Вернувшись в селение, они обнаружили там следы недавней бомбардировки: пустая каменная коробка с языками копоти над окнами вместо здания кабильдо, целый переулок сгоревших домов, воронки на центральной площади и сразу несколько похоронных процессий, направляющихся к кладбищу. Корсаков сразу помрачнел и, поручив журналистов заботам неутомимого капрала Роа, направился в штаб. Не успели журналисты обуздать восторги расплакавшейся Анны-Марии и принять душ, как капрал вновь явился за ними.
– Приказано отвести вас на съемки – тут неподалеку, – доложил капрал.
– Что – пешком?! – воскликнул в ужасе Шарль.

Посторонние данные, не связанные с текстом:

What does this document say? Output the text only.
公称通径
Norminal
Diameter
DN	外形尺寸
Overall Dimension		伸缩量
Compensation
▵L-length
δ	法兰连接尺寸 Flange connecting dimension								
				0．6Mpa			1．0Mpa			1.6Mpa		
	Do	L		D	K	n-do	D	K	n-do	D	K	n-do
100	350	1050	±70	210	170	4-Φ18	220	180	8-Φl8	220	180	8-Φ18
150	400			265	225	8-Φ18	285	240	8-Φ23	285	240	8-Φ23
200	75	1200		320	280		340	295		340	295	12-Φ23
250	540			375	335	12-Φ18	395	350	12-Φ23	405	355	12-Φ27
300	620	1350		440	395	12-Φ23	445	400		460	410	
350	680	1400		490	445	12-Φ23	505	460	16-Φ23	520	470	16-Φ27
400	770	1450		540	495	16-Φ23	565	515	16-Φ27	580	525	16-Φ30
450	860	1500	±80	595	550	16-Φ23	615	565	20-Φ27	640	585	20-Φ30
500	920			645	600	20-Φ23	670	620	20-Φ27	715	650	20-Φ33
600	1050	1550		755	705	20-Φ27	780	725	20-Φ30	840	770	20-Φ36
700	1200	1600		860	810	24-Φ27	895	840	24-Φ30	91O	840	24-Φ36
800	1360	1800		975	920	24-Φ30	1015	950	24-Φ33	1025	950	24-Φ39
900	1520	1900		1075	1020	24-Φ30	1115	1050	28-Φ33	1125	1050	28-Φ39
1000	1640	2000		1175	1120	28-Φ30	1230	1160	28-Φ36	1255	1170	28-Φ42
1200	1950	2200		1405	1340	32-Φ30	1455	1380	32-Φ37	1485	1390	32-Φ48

– Тут неподалеку, – бодро повторил капрал. Журналисты начали одеваться. Их вздохам и стонам недоставало искренности, так как они были заинтригованы. Пройдя следом за капралом на окраину селения, они увидели на лесистом склоне горы выжженное пространство, покрытое исковерканными обломками металла. Тавернье, снимавший немало разбившихся самолетов, с первого взгляда определил, что и здесь погиб самолет, но не гражданский, а военный. Капрал Роа радостно пояснил:
– Команданте приказал заснять этот самолет. Его сбили во время вчерашней бомбежки. Он сказал: пусть все знают, что у нас есть средства борьбы с любой буржуазной техникой.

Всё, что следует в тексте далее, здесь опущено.